Ab einem gewissen Grad trägt die Dicke kaum mehr zur Mobilität bei, wenn es darum geht, ist die Fläche/Diagonale wesentlich wichtiger; ich würde ein paar Milimeter bei der Dicke sofort und gerne gegen mehr Leistung, Laufzeit, Speicher, ein optisches Laufwerk oder weniger Diagonale tauschen; die Schmerzgrenze beim Diagonale: Dicke- Verhältnis liegt meiner Meinung nach etwa bei 1:6- oder mit anderen Worten: Selbst ein 13,3 Zöller mit einer Dicke von stattlichen ~5cm wäre mir noch lieber als ein dünneres Gerät mit wesentlich schwächerer Hardware
Der Trend zu möglichst dünnen Geräten ist meiner Meinung nach genauso negativ wie der größer = besser Trend der letzten Jahre, der überhaupt in absolutem Widerspruch zum Konzept eines mobilen Computers steht
Seltsamerweise scheinen beide Trends vom Kunden zu kommen- früher war hier immerhin alles besser; vor ein paar Jahren war das Konzept eines möglichst mobilen PCs noch ein hosentaschentauglicher UMPC- heute ist es offensichtlich ein möglichst dünner 13 Zöller (hier sollte doch hoffentlich jedem klar sein, welches Konzept zu mehr Mobilität führt...); noch ein paar Jahre davor hat man bereitwillig zentimeterweise Dicke selbst meiner Meinung nach grenzsinnvollen Features wie internen Netzteilen geopfert- beides ist unverständlicherweise längerfristig am Markt gescheitert (okay, dass es keine 6-7cm 14 Zöller mit internen Netzteilen mehr gibt wundert mich nicht aber es geht ja um das Grundkonzept dahinter)


----------



## alm0st (10. Januar 2011)

Mit nem i7 drinnen könnt ich bei dem Ding echt schwach werden...


----------



## sinthor4s (15. Januar 2011)

Lee schrieb:


> Bin ich der einzige, der diese dünnen Notebooks, egal ob Apple, Samsung, X, furchtbar findet?
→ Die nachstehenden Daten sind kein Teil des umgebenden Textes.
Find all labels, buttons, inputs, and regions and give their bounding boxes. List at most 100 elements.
Für mich muss ein Notebook einfach etwas größer sein. Toll finde ich allerdings das Material aus dem das Samsung besteht



Nein bist du nicht. Das Samsung sieht wirklich schick aus aber ich könnte
damit nicht glücklich werden.

Ich hätte lieber ein 13-14" - Notebook das etwas dicker ist und dafür 
mit viel Leistung, mattem Full-HD-Display, robustem Gehäuse und starkem
Akku daherkommt.


----------



## butter_milch (15. Januar 2011)

Ich würde mir das Gerät alleine wegen der 1.3 Megabyte (-> ab Sekunde 35 ansehen: YouTube - Samsung notePC 9 Series) kaufen


----------



## Superwip (15. Januar 2011)

Die erste integrierte Webcam mit dezitiertem Speicher!


----------